Underlying this incident is an interesting dilemma: Where do the teachers' rights of privacy end and where does the public's right to know as much as possible about the people teaching their children begin?

In some ways, there are similarities between Mr. McDade's case and that of Peter Melzer, a former teacher at the Bronx High School of Science in New York. Mr. Melzer, a teacher with 30 years in the city's public schools, was editor of a newsletter published by the North American Man/Boy Love Association, a group that advocates "consensual" sex between men and boys.

Unlike Mr. McDade, Mr. Melzer never hid his views. He had been a long-standing member of NAMBLA, openly attended its meetings and put his name on the organization's newsletter. Only after a television station showed him at a NAMBLA meeting did the school system remove him from his position. While the local case involves allegations of criminal activity, Mr. Melzer's transgressions involved his constitutional rights of free speech.

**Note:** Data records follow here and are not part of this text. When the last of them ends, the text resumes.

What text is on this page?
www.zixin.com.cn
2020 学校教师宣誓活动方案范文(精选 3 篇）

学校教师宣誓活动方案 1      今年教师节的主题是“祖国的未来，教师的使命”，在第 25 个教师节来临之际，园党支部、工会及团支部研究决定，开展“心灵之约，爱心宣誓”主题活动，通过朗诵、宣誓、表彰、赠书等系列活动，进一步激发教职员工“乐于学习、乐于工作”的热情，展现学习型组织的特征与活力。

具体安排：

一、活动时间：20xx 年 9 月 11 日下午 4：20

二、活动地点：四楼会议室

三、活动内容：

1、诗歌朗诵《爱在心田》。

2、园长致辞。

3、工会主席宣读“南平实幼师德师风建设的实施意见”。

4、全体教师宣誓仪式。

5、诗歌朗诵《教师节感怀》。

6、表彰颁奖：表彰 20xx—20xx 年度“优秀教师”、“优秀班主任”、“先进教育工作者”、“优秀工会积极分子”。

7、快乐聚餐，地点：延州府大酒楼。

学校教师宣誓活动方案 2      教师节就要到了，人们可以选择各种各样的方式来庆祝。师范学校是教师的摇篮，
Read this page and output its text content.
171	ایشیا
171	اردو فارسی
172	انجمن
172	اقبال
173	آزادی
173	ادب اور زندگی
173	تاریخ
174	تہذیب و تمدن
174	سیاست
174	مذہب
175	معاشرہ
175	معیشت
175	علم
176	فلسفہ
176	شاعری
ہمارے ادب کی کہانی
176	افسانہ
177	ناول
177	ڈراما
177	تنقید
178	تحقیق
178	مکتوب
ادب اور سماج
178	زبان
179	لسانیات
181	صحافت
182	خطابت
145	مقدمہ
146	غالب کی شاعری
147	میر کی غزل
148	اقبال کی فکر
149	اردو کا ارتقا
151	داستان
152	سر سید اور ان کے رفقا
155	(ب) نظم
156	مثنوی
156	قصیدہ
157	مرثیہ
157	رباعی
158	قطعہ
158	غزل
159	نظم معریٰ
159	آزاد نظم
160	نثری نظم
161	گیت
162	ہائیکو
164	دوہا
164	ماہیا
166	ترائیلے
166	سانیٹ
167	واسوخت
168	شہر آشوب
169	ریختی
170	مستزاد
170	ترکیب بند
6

In correspondence with a postal inspector posting as a pedophile pen pal, Mr. Melzer admitted that he was "attracted to boys up until the age of 16," but also said he would "not engage in unlawful acts." Apparently he kept his word. His students never complained about him making any advances or promulgating his strange views on sex.

Some parents argued that while teachers with strange views like Mr. Melzer have a constitutional right to say and think whatever they want, they don't have a constitutional right to be teachers. These parents would say that such bizarre views on adult and child sexual relationships would make it difficult for these teachers to discharge at least one of their duties: report possible cases of sexual child abuse.

What of other strange views?

What, then, does the system do about teachers with strange views on other subjects that have nothing to do with sex but are equally upsetting to mainstream thought? What if a teacher was an extreme animal rights advocate and believed that human and animal lives are equal, or a teacher whose free time was spent working for racist organizations, or one who collected human skulls and used them as bowls for eating?

How deeply can school systems inquire about teachers' personal lives? A background check on Mr. McDade would have probably turned up nothing because the man had no criminal record.

Can school systems force employees to answer extensive and very personal questionnaires in order to unearth information about possible deviancy? Is it acceptable for teachers to have unconventional political, social or religious views but unacceptable to have bizarre views on sex?

Where do we draw the line? In light of cases like the one that shook Arundel High this month, school officials are going to have to address that question.

Brian Sullam is The Sun's editorial writer in Anne Arundel County.